Speaker
Description
Problem-solving in industrial processes relies on the adequate development and use of tools able to get insight and improved knowledge and know how on the phenomena behind the occurrence e.g, of factors affecting production quality and productivity. In steel production, this gains particular importance due to the need of following the increasingly severe market request and the unavoidable sustainability needs for producers – economic and environmental. To this scope, process control tools, supported by adequate sensoring in a digitalised and AI-based framework, are of outmost importance and increasing use.
A backbone for the process control architecture, when aimed at setting up tools for process management as digital twin working off- and online, is a reliable description of the phenomena behind the process, based on a validated modelling.
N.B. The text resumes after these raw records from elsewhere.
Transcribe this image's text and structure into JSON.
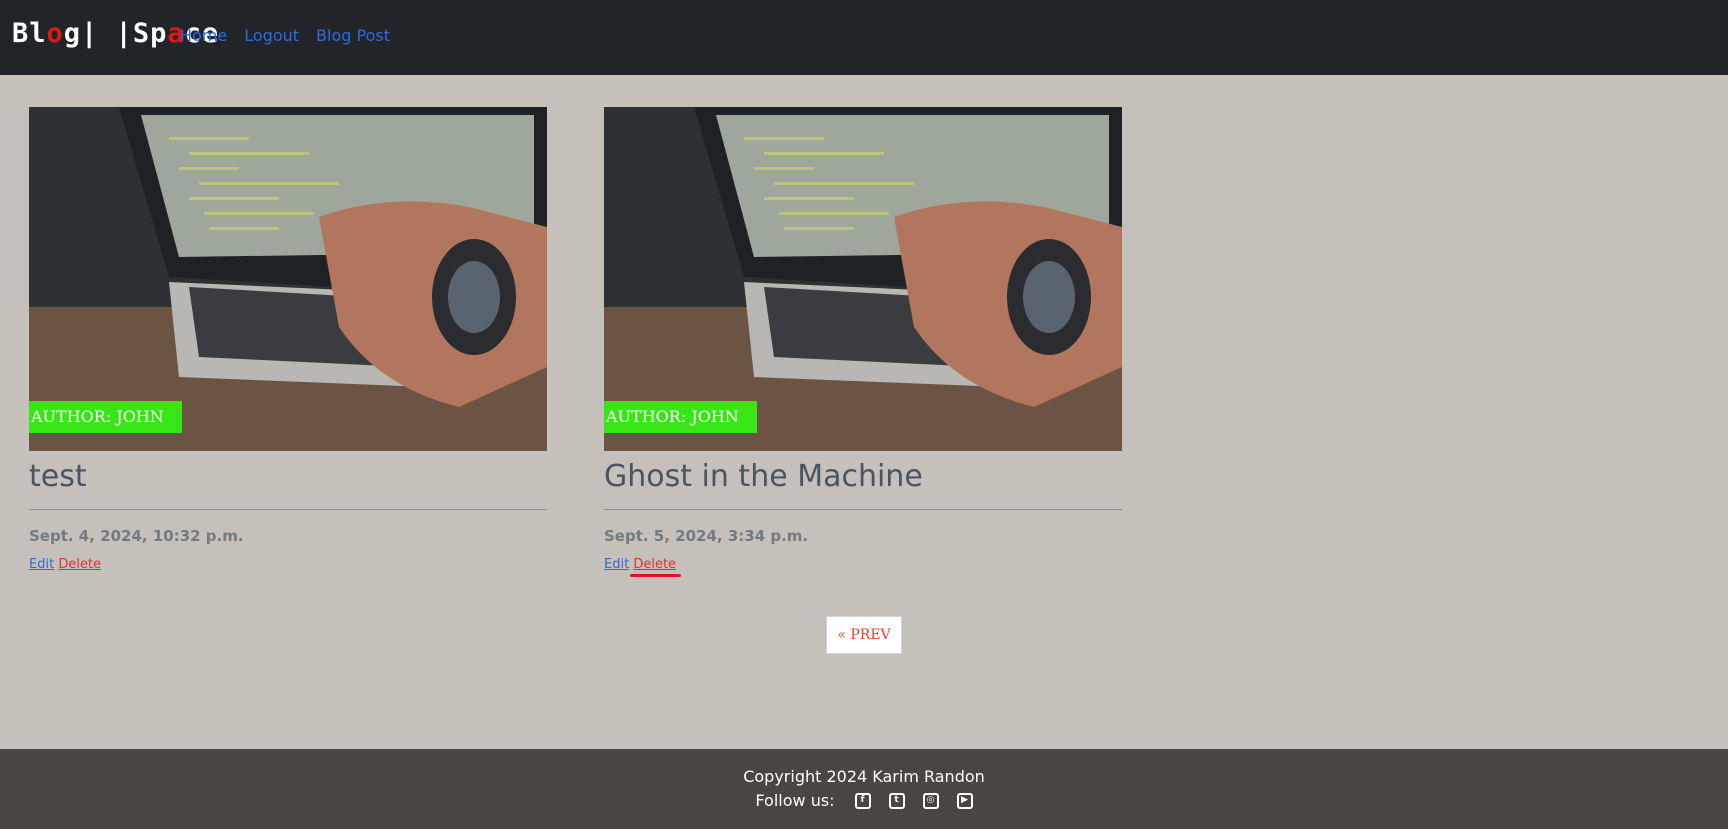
{
  "brand": {
    "part1": "Bl",
    "part2": "o",
    "part3": "g",
    "sep": "| |",
    "part4": "Sp",
    "part5": "a",
    "part6": "ce"
  },
  "nav": {
    "home": "Home",
    "logout": "Logout",
    "blog_post": "Blog Post"
  },
  "posts": [
    {
      "author_label": "AUTHOR: JOHN",
      "title": "test",
      "date": "Sept. 4, 2024, 10:32 p.m.",
      "edit": "Edit",
      "delete": "Delete"
    },
    {
      "author_label": "AUTHOR: JOHN",
      "title": "Ghost in the Machine",
      "date": "Sept. 5, 2024, 3:34 p.m.",
      "edit": "Edit",
      "delete": "Delete"
    }
  ],
  "pagination": {
    "prev": "« PREV"
  },
  "footer": {
    "copyright": "Copyright 2024 Karim Randon",
    "follow": "Follow us:",
    "icons": [
      "facebook-icon",
      "twitter-icon",
      "instagram-icon",
      "youtube-icon"
    ]
  },
  "colors": {
    "author_badge": "#38e618",
    "nav_bg": "#212529",
    "page_bg": "#c5c0ba",
    "footer_bg": "#4a4540",
    "link": "#2f6bdc",
    "delete": "#e0303a"
  }
}
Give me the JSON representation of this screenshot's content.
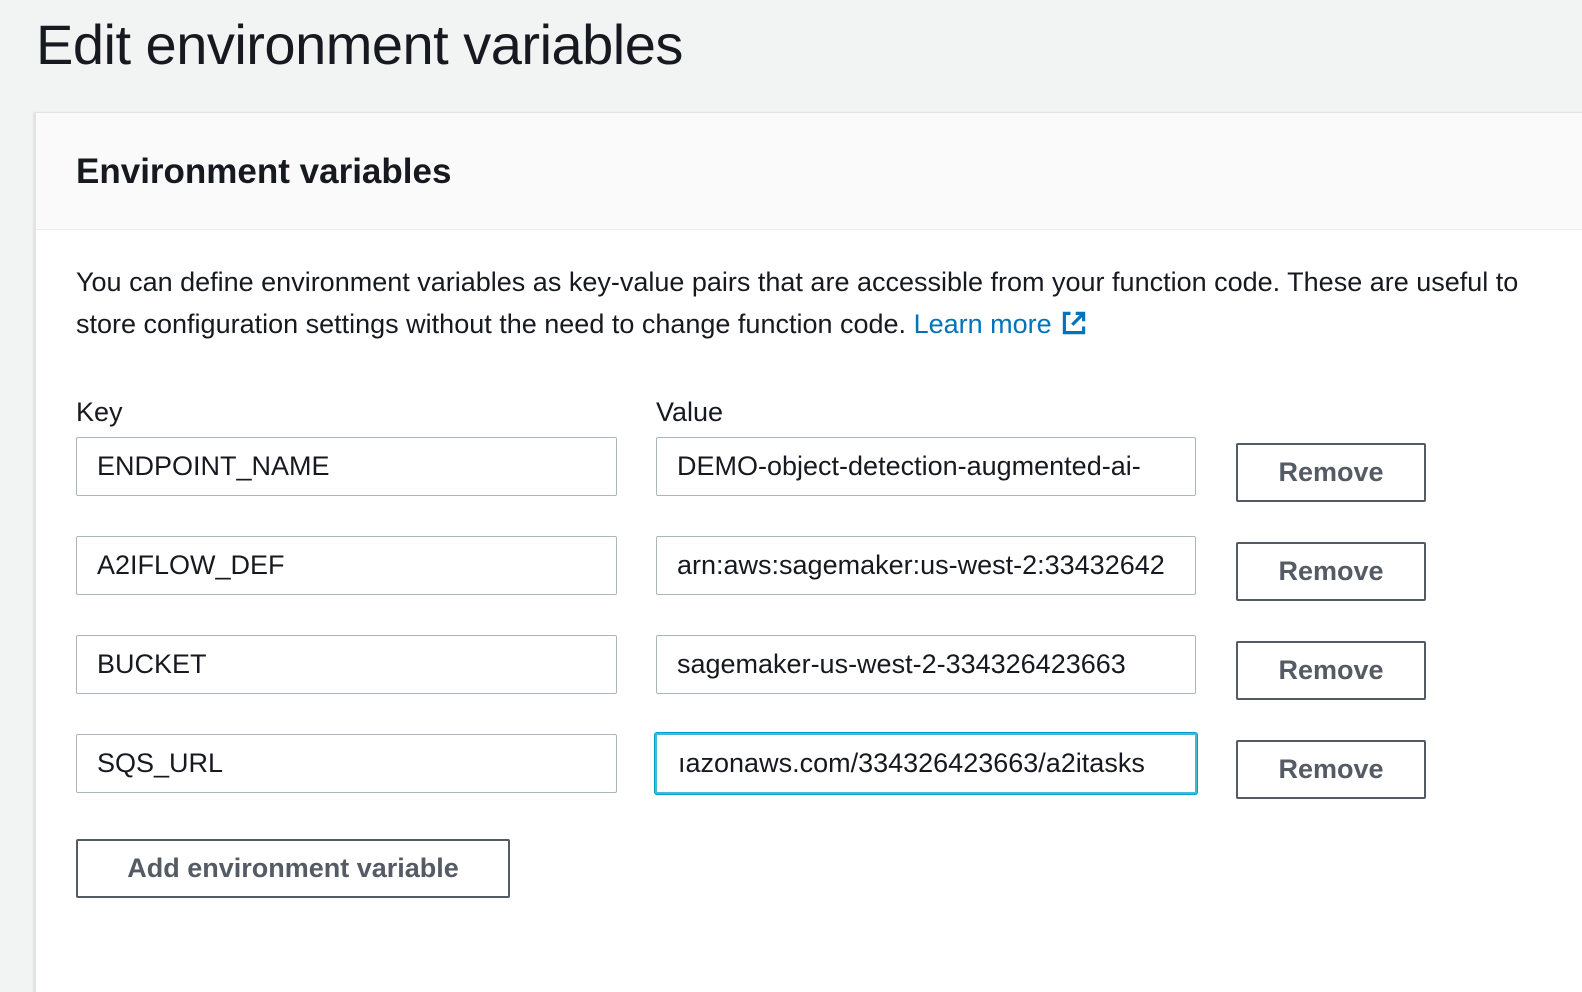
{
  "page": {
    "title": "Edit environment variables"
  },
  "panel": {
    "title": "Environment variables",
    "description_line1": "You can define environment variables as key-value pairs that are accessible from your function code. These are useful to",
    "description_line2": "store configuration settings without the need to change function code.",
    "learn_more": "Learn more"
  },
  "columns": {
    "key_label": "Key",
    "value_label": "Value"
  },
  "variables": [
    {
      "key": "ENDPOINT_NAME",
      "value": "DEMO-object-detection-augmented-ai-",
      "remove_label": "Remove"
    },
    {
      "key": "A2IFLOW_DEF",
      "value": "arn:aws:sagemaker:us-west-2:33432642",
      "remove_label": "Remove"
    },
    {
      "key": "BUCKET",
      "value": "sagemaker-us-west-2-334326423663",
      "remove_label": "Remove"
    },
    {
      "key": "SQS_URL",
      "value": "ıazonaws.com/334326423663/a2itasks",
      "remove_label": "Remove"
    }
  ],
  "actions": {
    "add_label": "Add environment variable"
  },
  "colors": {
    "accent_link": "#0073bb",
    "focus_border": "#44b9d6",
    "button_border": "#545b64"
  },
  "icons": {
    "learn_more": "external-link-icon"
  }
}
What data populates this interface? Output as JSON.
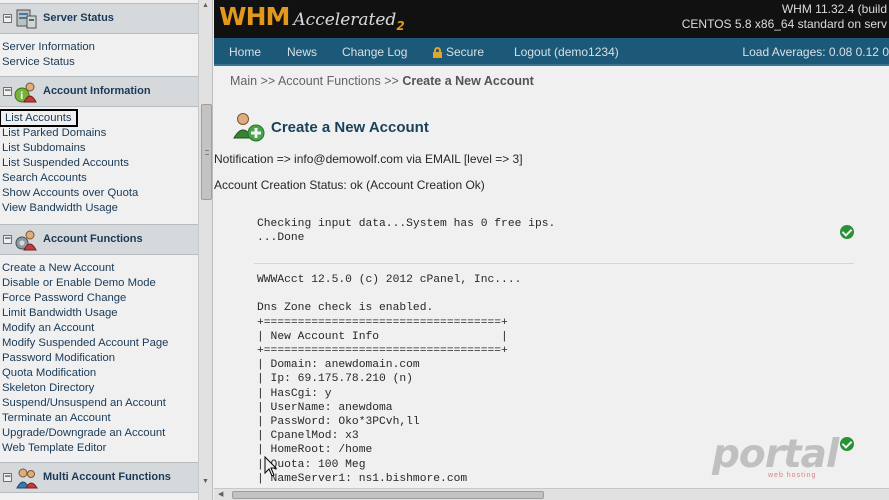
{
  "sidebar": {
    "sections": [
      {
        "title": "Server Status",
        "toggle": "−",
        "icon": "server-icon",
        "links": [
          "Server Information",
          "Service Status"
        ]
      },
      {
        "title": "Account Information",
        "toggle": "−",
        "icon": "account-info-icon",
        "links": [
          "List Accounts",
          "List Parked Domains",
          "List Subdomains",
          "List Suspended Accounts",
          "Search Accounts",
          "Show Accounts over Quota",
          "View Bandwidth Usage"
        ],
        "selected": "List Accounts"
      },
      {
        "title": "Account Functions",
        "toggle": "−",
        "icon": "account-functions-icon",
        "links": [
          "Create a New Account",
          "Disable or Enable Demo Mode",
          "Force Password Change",
          "Limit Bandwidth Usage",
          "Modify an Account",
          "Modify Suspended Account Page",
          "Password Modification",
          "Quota Modification",
          "Skeleton Directory",
          "Suspend/Unsuspend an Account",
          "Terminate an Account",
          "Upgrade/Downgrade an Account",
          "Web Template Editor"
        ]
      },
      {
        "title": "Multi Account Functions",
        "toggle": "−",
        "icon": "multi-account-icon",
        "links": []
      }
    ]
  },
  "header": {
    "logo_main": "WHM",
    "logo_sub": "Accelerated",
    "logo_version": "2",
    "info_line1": "WHM 11.32.4 (build",
    "info_line2": "CENTOS 5.8 x86_64 standard on serv"
  },
  "nav": {
    "items": [
      "Home",
      "News",
      "Change Log",
      "Secure",
      "Logout (demo1234)"
    ],
    "load_avg": "Load Averages: 0.08 0.12 0"
  },
  "breadcrumb": {
    "path": "Main >> Account Functions >> ",
    "current": "Create a New Account"
  },
  "page": {
    "title": "Create a New Account",
    "notification": "Notification => info@demowolf.com via EMAIL [level => 3]",
    "status": "Account Creation Status: ok (Account Creation Ok)",
    "check_block": "Checking input data...System has 0 free ips.\n...Done",
    "output_block": "WWWAcct 12.5.0 (c) 2012 cPanel, Inc....\n\nDns Zone check is enabled.\n+===================================+\n| New Account Info                  |\n+===================================+\n| Domain: anewdomain.com\n| Ip: 69.175.78.210 (n)\n| HasCgi: y\n| UserName: anewdoma\n| PassWord: Oko*3PCvh,ll\n| CpanelMod: x3\n| HomeRoot: /home\n| Quota: 100 Meg\n| NameServer1: ns1.bishmore.com"
  },
  "watermark": {
    "text": "portal",
    "sub": "web hosting"
  },
  "colors": {
    "header_bg": "#131313",
    "nav_bg": "#1e5f80",
    "logo_orange": "#f0a21e",
    "title_blue": "#1b4760",
    "link_blue": "#1c3e5d",
    "check_green": "#2c9c3a"
  }
}
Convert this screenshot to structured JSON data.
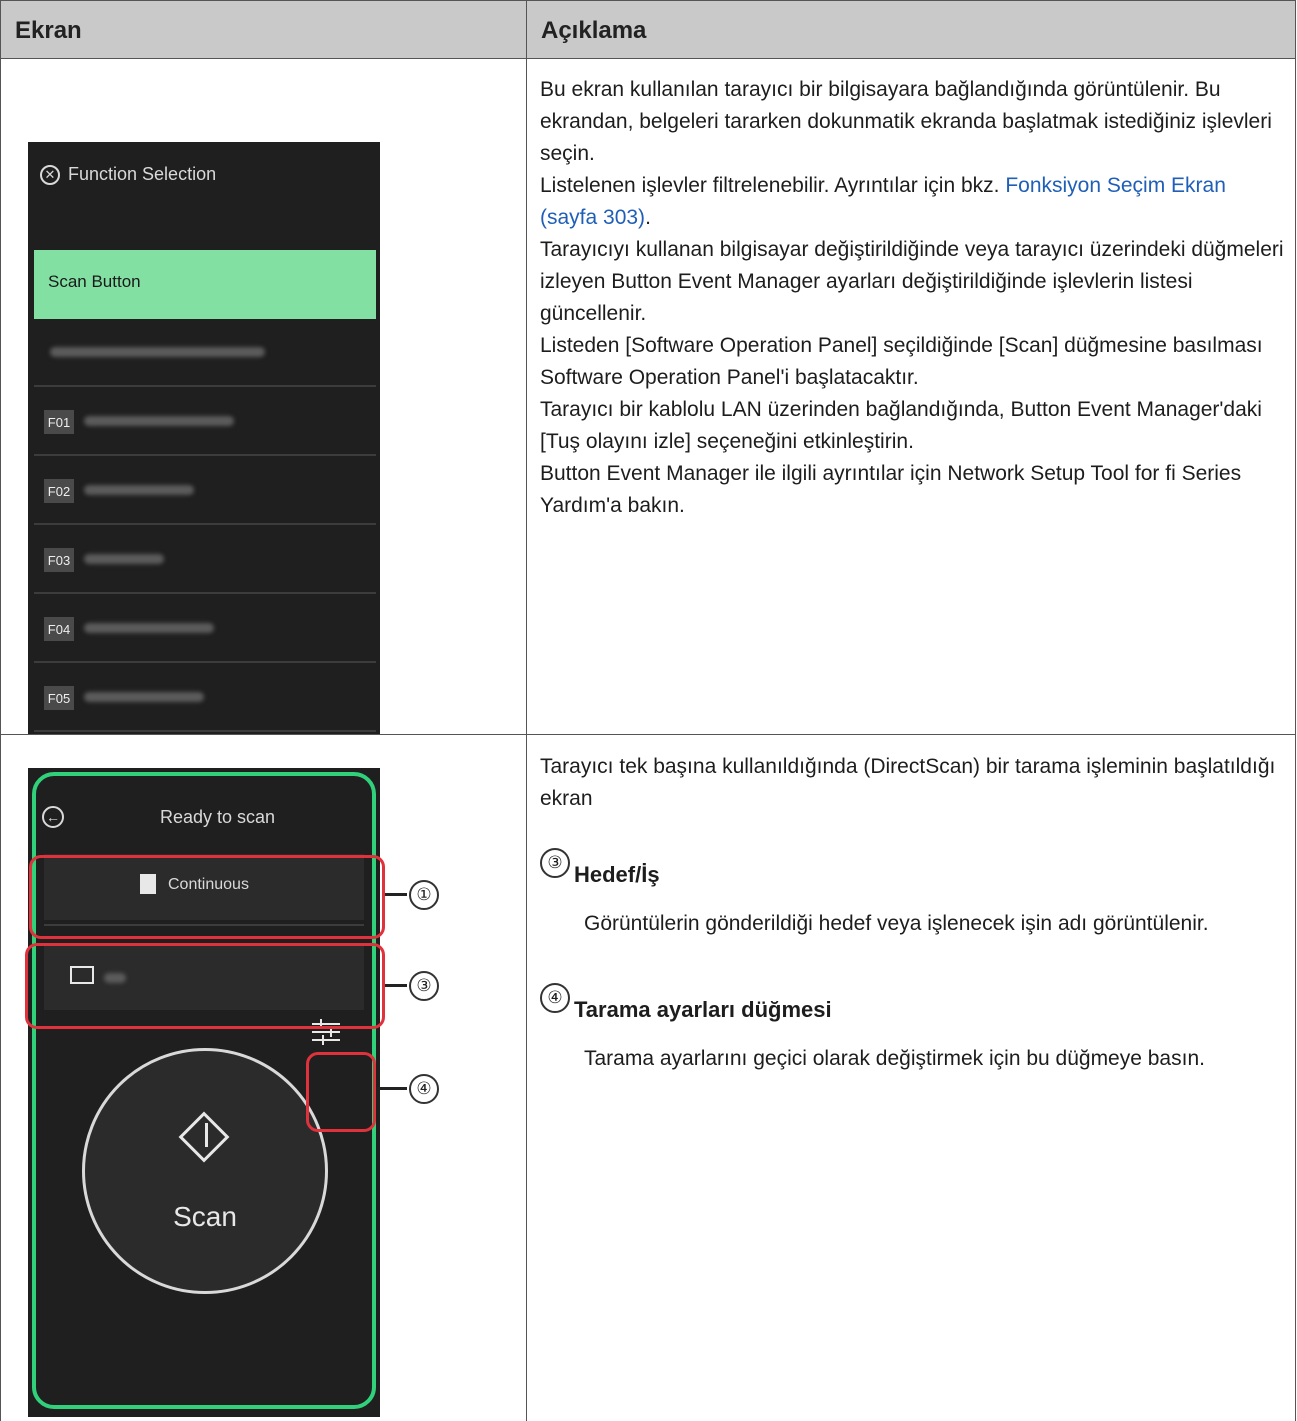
{
  "table": {
    "headers": [
      "Ekran",
      "Açıklama"
    ]
  },
  "row1": {
    "panel": {
      "title": "Function Selection",
      "selected_item": "Scan Button",
      "items": [
        {
          "code": ""
        },
        {
          "code": "F01"
        },
        {
          "code": "F02"
        },
        {
          "code": "F03"
        },
        {
          "code": "F04"
        },
        {
          "code": "F05"
        }
      ]
    },
    "desc": {
      "p1": "Bu ekran kullanılan tarayıcı bir bilgisayara bağlandığında görüntülenir. Bu ekrandan, belgeleri tararken dokunmatik ekranda başlatmak istediğiniz işlevleri seçin.",
      "p2_before": "Listelenen işlevler filtrelenebilir. Ayrıntılar için bkz. ",
      "p2_link": "Fonksiyon Seçim Ekran (sayfa 303)",
      "p2_after": ".",
      "p3": "Tarayıcıyı kullanan bilgisayar değiştirildiğinde veya tarayıcı üzerindeki düğmeleri izleyen Button Event Manager ayarları değiştirildiğinde işlevlerin listesi güncellenir.",
      "p4": "Listeden [Software Operation Panel] seçildiğinde [Scan] düğmesine basılması Software Operation Panel'i başlatacaktır.",
      "p5": "Tarayıcı bir kablolu LAN üzerinden bağlandığında, Button Event Manager'daki [Tuş olayını izle] seçeneğini etkinleştirin.",
      "p6": "Button Event Manager ile ilgili ayrıntılar için Network Setup Tool for fi Series Yardım'a bakın."
    }
  },
  "row2": {
    "panel": {
      "title": "Ready to scan",
      "continuous_label": "Continuous",
      "scan_label": "Scan",
      "callouts": [
        "①",
        "③",
        "④"
      ]
    },
    "desc": {
      "intro": "Tarayıcı tek başına kullanıldığında (DirectScan) bir tarama işleminin başlatıldığı ekran",
      "item3_num": "③",
      "item3_title": "Hedef/İş",
      "item3_text": "Görüntülerin gönderildiği hedef veya işlenecek işin adı görüntülenir.",
      "item4_num": "④",
      "item4_title": "Tarama ayarları düğmesi",
      "item4_text": "Tarama ayarlarını geçici olarak değiştirmek için bu düğmeye basın."
    }
  }
}
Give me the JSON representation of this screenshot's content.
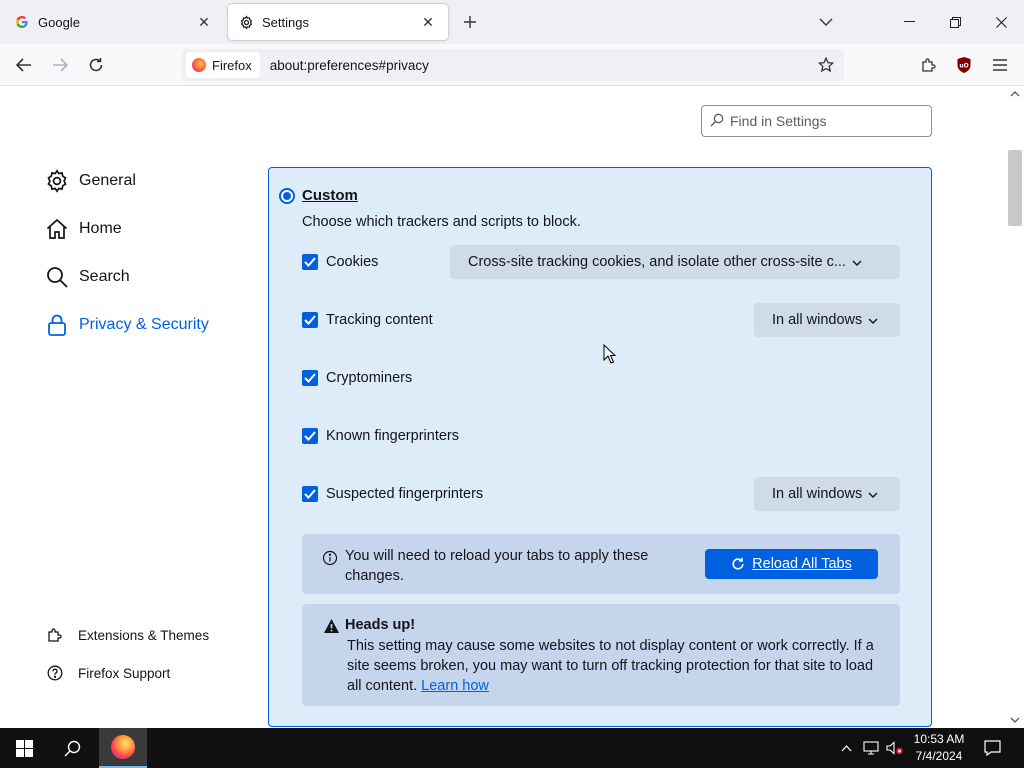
{
  "browser": {
    "tabs": [
      {
        "title": "Google",
        "favicon": "google-g-icon",
        "active": false
      },
      {
        "title": "Settings",
        "favicon": "gear-icon",
        "active": true
      }
    ],
    "identity_label": "Firefox",
    "url": "about:preferences#privacy"
  },
  "settings": {
    "search_placeholder": "Find in Settings",
    "categories": [
      {
        "label": "General",
        "icon": "gear-icon",
        "selected": false
      },
      {
        "label": "Home",
        "icon": "home-icon",
        "selected": false
      },
      {
        "label": "Search",
        "icon": "magnifier-icon",
        "selected": false
      },
      {
        "label": "Privacy & Security",
        "icon": "lock-icon",
        "selected": true
      }
    ],
    "footer_links": [
      {
        "label": "Extensions & Themes",
        "icon": "puzzle-icon"
      },
      {
        "label": "Firefox Support",
        "icon": "help-icon"
      }
    ],
    "custom": {
      "label": "Custom",
      "description": "Choose which trackers and scripts to block.",
      "options": [
        {
          "label": "Cookies",
          "checked": true,
          "dropdown": "Cross-site tracking cookies, and isolate other cross-site c..."
        },
        {
          "label": "Tracking content",
          "checked": true,
          "dropdown": "In all windows"
        },
        {
          "label": "Cryptominers",
          "checked": true,
          "dropdown": null
        },
        {
          "label": "Known fingerprinters",
          "checked": true,
          "dropdown": null
        },
        {
          "label": "Suspected fingerprinters",
          "checked": true,
          "dropdown": "In all windows"
        }
      ],
      "reload_message": "You will need to reload your tabs to apply these changes.",
      "reload_button": "Reload All Tabs",
      "warning_title": "Heads up!",
      "warning_body": "This setting may cause some websites to not display content or work correctly. If a site seems broken, you may want to turn off tracking protection for that site to load all content.",
      "warning_link": "Learn how"
    }
  },
  "taskbar": {
    "time": "10:53 AM",
    "date": "7/4/2024"
  },
  "colors": {
    "accent": "#0061e0",
    "panel_bg": "#deebf9",
    "notice_bg": "#c5d6ec"
  }
}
In this view, continuous casting of steel shows a multi-fold approach based on single issues, as steel flow, solidification, heat transfer, behavior of oxides dispersed in steel, or integrating them into a complex and Multiphysics architecture. A significant number of these activity were funded by European programmes grants, allowing as outcome an improved knowledge enabling a more efficient development of tools supported by sensoring on-field able to process management, quality control and support decision. An example is given in this contribution, where it is shown the pivot role of modelling in continuous casting, allowing to fundamental knowledge and problem-solving (headlines of METACAST project), the approach joint to process monitoring to a definition of a digital twin for quality control minimizing defects (SUNSHINE) and another (SHELL-CRACK) where the modelling approach is used jointly with lab activities and hardware products to better drive their use and to ensure problem solving as well as regards to as-cast surface quality enhancement. All of these are funded by the European Research Fund For Coal and Steel Programme (RFCS).